Is thers a secret place where I could see the list of HD chanels provided by Dish?
Currently I have AEP + HDPack + VOOM + Locals. 
As far as I can tell Dish HD Platinum shuold be little bit cheaper and include everything I have now, not sure if Voom will be included there or not.
CS was unable to tell me what'd be the case or even whether or not do I need MPEG4 receiver to subscribe to HDPlatinum.
So, dones anyone know:

1) Which HD chanels does HDPlatinum include?
2) Does it include VOOM chanels?
3) Is mpeg4 decoder necessary for all HDs? ( I do have vp 622 installation shecduled for 25th, just don't wanna sit w/o HD chanels before that in case I switch today).


----------



## Ron Barry (Dec 10, 2002)

Here is the channel chart.

http://ekb.dbstalk.com/dishlist.htm

And this should help.

http://www.dbstalk.com/showthread.php?t=50313


----------



## Zvi (Feb 2, 2006)

Thanks


----------



## bk63ross (Nov 10, 2004)

What other 2 channels does the Platinum have that the Gold doesn't?
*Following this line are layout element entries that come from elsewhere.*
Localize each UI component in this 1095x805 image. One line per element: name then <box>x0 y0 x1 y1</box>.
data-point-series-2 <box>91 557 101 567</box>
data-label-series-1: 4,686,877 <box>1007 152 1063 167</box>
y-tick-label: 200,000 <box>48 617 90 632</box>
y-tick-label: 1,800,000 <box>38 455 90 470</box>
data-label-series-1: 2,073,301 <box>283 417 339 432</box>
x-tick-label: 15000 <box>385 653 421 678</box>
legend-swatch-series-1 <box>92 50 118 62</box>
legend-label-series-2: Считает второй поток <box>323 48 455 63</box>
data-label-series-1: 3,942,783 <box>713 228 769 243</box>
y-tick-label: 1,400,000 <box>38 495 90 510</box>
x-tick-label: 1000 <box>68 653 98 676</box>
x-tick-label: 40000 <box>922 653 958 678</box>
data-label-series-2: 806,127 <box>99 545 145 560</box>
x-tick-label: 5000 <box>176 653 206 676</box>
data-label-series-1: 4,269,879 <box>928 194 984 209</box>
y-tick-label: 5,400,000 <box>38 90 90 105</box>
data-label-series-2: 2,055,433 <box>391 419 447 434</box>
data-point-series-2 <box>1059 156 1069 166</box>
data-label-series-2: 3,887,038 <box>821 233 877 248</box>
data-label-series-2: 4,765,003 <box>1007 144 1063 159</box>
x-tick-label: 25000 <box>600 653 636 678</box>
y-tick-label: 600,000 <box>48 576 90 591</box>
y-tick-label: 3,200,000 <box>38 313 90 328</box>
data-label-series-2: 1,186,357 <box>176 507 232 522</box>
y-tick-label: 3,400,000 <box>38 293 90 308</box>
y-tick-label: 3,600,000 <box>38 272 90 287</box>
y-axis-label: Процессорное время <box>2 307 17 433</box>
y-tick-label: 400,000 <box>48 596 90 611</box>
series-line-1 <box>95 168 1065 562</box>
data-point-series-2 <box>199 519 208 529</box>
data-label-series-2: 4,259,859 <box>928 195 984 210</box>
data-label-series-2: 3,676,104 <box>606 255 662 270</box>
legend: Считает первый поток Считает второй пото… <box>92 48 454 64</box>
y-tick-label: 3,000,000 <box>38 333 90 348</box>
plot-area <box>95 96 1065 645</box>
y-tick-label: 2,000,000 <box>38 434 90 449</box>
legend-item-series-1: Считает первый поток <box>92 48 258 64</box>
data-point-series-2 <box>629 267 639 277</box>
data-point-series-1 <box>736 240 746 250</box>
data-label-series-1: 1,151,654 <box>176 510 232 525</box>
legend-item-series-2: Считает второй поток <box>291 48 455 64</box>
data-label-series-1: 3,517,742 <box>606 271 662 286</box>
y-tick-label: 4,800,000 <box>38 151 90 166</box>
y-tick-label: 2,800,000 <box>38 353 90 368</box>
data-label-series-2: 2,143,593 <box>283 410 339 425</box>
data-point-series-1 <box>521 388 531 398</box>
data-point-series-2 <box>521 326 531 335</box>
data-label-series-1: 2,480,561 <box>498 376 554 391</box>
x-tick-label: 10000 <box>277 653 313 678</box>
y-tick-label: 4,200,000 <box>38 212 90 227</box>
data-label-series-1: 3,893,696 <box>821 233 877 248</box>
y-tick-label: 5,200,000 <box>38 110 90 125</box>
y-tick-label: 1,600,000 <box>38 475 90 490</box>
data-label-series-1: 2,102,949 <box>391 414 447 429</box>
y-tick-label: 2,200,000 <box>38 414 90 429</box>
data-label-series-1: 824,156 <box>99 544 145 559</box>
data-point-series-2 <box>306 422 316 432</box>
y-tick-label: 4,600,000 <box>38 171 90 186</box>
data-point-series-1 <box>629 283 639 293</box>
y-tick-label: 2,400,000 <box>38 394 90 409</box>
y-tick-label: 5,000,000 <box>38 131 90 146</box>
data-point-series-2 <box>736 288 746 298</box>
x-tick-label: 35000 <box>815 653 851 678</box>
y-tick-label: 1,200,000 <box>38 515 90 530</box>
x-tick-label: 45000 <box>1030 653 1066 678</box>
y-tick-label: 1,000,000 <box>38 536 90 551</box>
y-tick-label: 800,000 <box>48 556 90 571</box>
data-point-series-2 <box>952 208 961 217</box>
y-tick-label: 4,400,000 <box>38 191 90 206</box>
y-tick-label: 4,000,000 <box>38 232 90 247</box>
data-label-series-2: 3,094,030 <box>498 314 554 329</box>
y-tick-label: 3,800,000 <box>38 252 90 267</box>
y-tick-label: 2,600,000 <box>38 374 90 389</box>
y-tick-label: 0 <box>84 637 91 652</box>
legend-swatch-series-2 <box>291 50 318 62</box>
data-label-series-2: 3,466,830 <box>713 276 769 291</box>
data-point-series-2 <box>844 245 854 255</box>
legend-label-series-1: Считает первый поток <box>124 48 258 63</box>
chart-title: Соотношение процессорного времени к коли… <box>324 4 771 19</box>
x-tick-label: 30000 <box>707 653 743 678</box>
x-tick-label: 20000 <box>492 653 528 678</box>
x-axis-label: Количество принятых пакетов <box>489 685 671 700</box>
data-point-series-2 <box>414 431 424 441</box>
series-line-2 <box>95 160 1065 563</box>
The Dish website states Gold Pak w/23 HD channels and the Platinum w/25 HD channels. What gives? Or is this another piece of misleading info that Dish never fails to give besides their CSR's!


----------



## James Long (Apr 17, 2003)

Platinum includes the AEP channels which includes all the movie packages.
The extra two HD channels are HBOHD and SHOWHD.


----------